Using an Association Endorsed Vendor – Is it in the Best Interest of the Bank?

Endorsed vendor status is used to position some firms to the front of the line with banks looking to purchase products or services. Is this in the best interest of the bank?

Most banking associations have an endorsed vendor program. This entails a process of review by the association board and a selection process, which is as varied to the associations as are customers of the bank.  Some associations look to the quality of services available with each vendor, and most have a set review process that renews each vendor contract every two to three years.

Another consideration is the discounts that can be offered to the group by providing a single source option. This could mean as much as 25% savings on some products and services. The members benefit, and the association provides a real value. Vendors find banks a stable clientele and good people to work with.

Often times associations will ask the competing vendors to propose a revenue sharing arrangement with them in exchange for premier access to this prestigious group of bankers. This can lead to some gray areas in terms of the due care process. For example: Bank Owned Life Insurance vendors often have limited access to all products. Some may have direct access to certain quality insurance carriers and no access to others. Some insurance companies will limit or restrict access to their product line based on exclusivity or for the protection of the BOLI firm.

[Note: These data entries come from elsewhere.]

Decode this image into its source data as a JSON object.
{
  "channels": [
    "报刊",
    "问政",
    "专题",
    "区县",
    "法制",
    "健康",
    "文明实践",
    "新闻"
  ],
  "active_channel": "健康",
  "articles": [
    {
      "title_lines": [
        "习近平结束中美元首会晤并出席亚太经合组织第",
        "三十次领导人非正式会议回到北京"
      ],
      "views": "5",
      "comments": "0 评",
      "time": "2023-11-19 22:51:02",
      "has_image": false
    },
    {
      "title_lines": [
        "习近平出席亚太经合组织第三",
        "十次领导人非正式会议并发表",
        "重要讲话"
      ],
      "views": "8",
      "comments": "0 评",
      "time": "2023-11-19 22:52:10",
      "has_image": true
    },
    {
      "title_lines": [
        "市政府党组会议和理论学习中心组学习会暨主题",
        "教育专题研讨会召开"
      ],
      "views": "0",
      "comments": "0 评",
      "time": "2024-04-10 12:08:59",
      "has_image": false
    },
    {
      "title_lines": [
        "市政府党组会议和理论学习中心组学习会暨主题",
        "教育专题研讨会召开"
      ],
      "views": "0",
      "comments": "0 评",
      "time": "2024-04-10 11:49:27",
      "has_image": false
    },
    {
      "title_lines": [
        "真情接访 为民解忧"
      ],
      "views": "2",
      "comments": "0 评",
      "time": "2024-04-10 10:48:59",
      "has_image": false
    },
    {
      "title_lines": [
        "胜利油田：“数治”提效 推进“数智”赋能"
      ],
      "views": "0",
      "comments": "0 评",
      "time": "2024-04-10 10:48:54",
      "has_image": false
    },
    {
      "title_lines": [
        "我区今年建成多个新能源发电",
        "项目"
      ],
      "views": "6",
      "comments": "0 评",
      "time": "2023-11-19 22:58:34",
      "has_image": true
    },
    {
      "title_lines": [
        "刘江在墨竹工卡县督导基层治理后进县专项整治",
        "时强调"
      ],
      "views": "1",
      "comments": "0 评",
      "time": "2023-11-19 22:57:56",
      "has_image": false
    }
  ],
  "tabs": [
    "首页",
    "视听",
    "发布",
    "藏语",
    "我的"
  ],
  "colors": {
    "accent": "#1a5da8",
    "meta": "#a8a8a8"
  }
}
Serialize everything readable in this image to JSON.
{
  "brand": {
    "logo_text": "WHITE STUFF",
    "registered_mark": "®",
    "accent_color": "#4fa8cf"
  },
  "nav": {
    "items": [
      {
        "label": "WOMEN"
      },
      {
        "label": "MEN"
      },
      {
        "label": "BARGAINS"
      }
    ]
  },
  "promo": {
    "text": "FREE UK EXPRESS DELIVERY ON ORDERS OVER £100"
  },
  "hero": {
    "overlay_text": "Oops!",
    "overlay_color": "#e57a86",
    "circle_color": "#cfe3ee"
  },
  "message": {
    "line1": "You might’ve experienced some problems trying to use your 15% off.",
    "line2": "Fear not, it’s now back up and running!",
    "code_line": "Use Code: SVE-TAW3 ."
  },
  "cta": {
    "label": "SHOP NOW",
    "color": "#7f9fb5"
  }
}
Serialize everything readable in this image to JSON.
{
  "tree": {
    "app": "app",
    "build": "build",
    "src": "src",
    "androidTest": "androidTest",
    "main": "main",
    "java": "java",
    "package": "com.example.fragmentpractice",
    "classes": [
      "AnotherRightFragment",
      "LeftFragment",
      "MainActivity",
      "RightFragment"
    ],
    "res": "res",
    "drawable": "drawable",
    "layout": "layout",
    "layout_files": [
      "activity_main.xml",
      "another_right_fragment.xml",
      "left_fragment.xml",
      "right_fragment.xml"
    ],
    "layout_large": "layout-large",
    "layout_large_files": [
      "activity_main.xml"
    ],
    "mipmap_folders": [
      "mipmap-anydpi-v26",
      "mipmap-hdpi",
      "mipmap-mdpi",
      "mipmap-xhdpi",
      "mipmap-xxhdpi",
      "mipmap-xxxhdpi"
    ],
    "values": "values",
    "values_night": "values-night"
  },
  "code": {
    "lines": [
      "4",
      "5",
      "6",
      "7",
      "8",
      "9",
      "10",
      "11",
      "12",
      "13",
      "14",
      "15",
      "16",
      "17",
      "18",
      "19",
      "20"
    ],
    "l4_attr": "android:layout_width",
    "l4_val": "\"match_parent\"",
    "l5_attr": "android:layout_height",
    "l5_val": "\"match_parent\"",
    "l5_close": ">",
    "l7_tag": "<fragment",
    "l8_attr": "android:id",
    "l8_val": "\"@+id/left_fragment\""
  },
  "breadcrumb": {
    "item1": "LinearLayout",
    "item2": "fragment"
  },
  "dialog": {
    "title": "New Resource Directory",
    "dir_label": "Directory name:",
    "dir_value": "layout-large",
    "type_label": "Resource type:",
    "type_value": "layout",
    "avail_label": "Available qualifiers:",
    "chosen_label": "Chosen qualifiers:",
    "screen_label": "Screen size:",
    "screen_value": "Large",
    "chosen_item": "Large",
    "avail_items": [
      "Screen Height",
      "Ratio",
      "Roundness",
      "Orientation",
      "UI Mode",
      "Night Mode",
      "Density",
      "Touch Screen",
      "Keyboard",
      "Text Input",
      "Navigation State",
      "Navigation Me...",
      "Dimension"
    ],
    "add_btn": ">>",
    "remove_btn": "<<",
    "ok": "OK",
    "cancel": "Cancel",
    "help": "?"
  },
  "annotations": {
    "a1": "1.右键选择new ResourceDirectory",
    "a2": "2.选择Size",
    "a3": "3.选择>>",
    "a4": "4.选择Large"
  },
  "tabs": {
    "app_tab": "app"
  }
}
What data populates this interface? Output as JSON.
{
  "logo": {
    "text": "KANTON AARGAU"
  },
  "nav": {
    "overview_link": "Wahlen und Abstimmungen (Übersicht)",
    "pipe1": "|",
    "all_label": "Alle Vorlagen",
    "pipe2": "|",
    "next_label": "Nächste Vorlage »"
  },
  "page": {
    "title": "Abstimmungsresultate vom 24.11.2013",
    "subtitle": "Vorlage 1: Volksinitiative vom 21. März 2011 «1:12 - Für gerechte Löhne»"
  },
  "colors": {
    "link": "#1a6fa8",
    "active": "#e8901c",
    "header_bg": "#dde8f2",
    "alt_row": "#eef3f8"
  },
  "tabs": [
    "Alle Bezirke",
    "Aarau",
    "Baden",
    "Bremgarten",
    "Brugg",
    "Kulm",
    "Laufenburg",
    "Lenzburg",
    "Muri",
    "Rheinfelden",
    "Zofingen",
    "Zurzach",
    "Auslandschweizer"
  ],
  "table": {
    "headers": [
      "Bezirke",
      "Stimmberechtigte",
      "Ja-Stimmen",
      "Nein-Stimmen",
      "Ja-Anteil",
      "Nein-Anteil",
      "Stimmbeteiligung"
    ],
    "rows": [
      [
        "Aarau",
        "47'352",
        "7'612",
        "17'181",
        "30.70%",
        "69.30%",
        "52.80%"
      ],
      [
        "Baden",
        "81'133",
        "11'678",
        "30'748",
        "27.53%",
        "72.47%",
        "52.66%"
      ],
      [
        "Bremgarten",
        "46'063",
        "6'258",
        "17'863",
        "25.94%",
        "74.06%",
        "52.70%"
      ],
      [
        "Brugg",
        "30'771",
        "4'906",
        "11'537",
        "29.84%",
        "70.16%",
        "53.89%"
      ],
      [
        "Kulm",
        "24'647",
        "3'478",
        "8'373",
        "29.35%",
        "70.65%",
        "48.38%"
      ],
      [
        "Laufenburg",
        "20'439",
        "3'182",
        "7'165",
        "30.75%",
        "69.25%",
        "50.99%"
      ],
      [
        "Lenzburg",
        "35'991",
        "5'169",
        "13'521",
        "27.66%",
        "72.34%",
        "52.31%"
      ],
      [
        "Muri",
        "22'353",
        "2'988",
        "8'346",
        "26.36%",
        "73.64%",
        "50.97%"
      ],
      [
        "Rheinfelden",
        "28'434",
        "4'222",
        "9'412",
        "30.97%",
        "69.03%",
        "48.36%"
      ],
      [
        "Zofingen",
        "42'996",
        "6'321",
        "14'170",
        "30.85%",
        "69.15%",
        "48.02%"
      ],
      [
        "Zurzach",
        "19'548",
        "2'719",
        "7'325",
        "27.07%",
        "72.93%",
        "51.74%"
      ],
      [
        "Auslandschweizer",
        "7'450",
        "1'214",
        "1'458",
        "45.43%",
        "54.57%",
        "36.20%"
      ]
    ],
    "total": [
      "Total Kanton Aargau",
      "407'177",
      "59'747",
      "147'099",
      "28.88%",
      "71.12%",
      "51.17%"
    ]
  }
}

Some BOLI firms only offer products and outsource all of the plan administration servicing to different groups for reporting and filing. This is fairly common and not unusual. Some firms will “pick up the cost” of providing this service for the bank. This could be considered a “rebate” under most state insurance laws and banks should be cautious about this type of offer.

One prominent banker was asked about this and said, “When banks rely on the endorsement of the association only, they may be doing what is in the best interest of the association and not the best interest of their bank. Each bank should follow the guidelines of the OCC 2004-56 Bulletin when purchasing BOLI.”  Banks should ask questions of endorsed vendors and ask for the financial terms used in obtaining the endorsement.